So I’m going with pregnancy as an excuse, even though I did exactly the same thing last year: it is final exam week and I am frantically trying to grade the pile of essays my students turned in over a month ago, before I have to grade the 168 essays my AP students are writing me today and tomorrow for their final exam grade.
[I love TEACHING English…I just despise grading it]
As I was grading I did an informal survey of the responses and thought I’d share them. Here is their prompt:
“The only real education comes from what goes counter to you.” ~ André Gide, essayist and winner of Nobel Prize in Literature
“I have never let my schooling interfere with my education.” ~ Mark Twain, American author and humorist
Many see standardized testing as the answer to improving public education in the United States. Others look to a longer school day, increased use of technology, or more rigorous standards to obtain a teaching license. Still others believe solutions should be found in activities outside the classroom.
In a well-written essay, develop a position on what you believe is the key to improving education in the United States. Support your position with evidence from your reading, observations, and/or experiences.

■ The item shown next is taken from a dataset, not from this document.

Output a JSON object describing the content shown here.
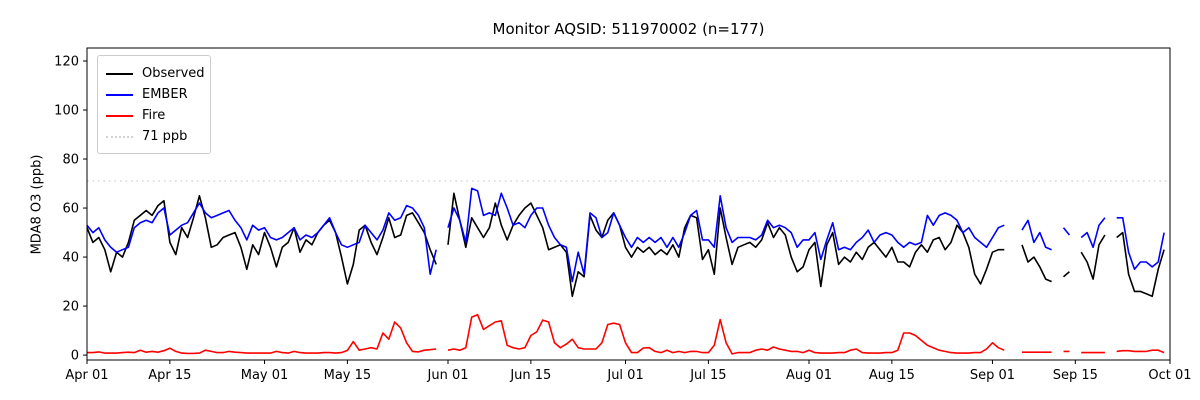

~ 30% wrote that the key to fixing education is the teachers: we need to teach more exciting lessons/be less boring/engage students/interact with students/teach better/be more passionate/go to college longer/do more hands-on stuff. Here I’ve been doing it wrong the entire time when I sit down to plan lessons and my objective is “Students will not be able to understand a thing I teach because I willfully ignore their multiple learning styles and seek to bore them to tears.”
~ 25% wrote that students need more choice in education: like the college model of majors, kids shouldn’t not spend time in classes they won’t use/are a waste of time (examples included Spanish, chemistry, algebra, and US History); most argued toward career-specific courses that you decide on as early as 12.
~ 10% wrote that schools/AP classes need to be more selective: “Anyone can take an AP class, even if they shouldn’t be there, and they slow everyone down.” “A few bad apples can ruin the whole pie.” Some students went so extreme as to say students who don’t want to succeed in school shouldn’t be allowed to be there.
~ 10% believe standardized tests don’t make kids learn more (they’re not meant to); not a single one recognized tests don’t MAKE you learn – they’re supposed to MEASURE what you learn. “If teachers didn’t have to spend so much class time on studying what’s on the tests, we would have more time to study important stuff, like English.” Ah. Silly me. I’ve been too busy teaching what’s on the English test (English) to teach my subject (English).
~ 10% advocated to not make school attendance mandatory or to cut short the years of high school. If students don’t see the value in education and want to work a dead-end minimum wage job the rest of their lives, they should have that option. No one should make kids do anything they don’t want to do. Few students offered solutions for the massive amounts of poverty that would be generated by the number of 8-year-olds who decided they no longer wanted to get up for school.
~10% advocated for somewhat realistic solutions: high schools should start later in the day and run later to accommodate teen sleep cycles; a break period should be built in to allow students a nap/study hall time; school should run during the summer, with more breaks built into the year to minimize knowledge lost/review time in the fall; rather than organize students by age, organize them one-room-schoolhouse style by achievement (basically, a student could be in 4th grade math but 2nd grade reading – and kids stay in school as long as they needed to be). One student noted that poverty was a larger factor in education than anything in the educational system; another proposed that students could drop out at 16, but they had to sign a waiver saying they would never accept government welfare as long as they had no high school diploma. A third looked up his facts, and found out that we spend $12,000/year on a high school student in the US (highest of any country) but around $40,000/year on each inmate…and if we switched that spending we’d have fewer inmates.
~ 5% advocated for REALLY outrageous solutions: shipping failing students to an island, making every public school teacher get a Ph.D, coaches should never be teachers, all dropouts go automatically to boot camp, tripling teacher’s pay, class sizes of 10-12 kids everywhere, teachers take a survey and teach only what the students are interested in, no schools – just field trips, or probably the most common suggestion I read, “students just need motivation.”
I shouldn’t be so hard on them – they wrote realistically about what they felt were problems and tried to propose solutions. As one of their first real argument essays of year, I can’t fault them too badly for not thinking through every angle of their positions. Most students don’t consider the time teachers put into lesson planning or technology training or the cost that is associated with lowering class size, giving every student a laptop, or the ramifications of releasing teens into the real world sooner than 18. As a first year AP teacher, I’m pleased that they all grasped the purpose of the essay. And perhaps someday when they are the future, they will improve education for their kids.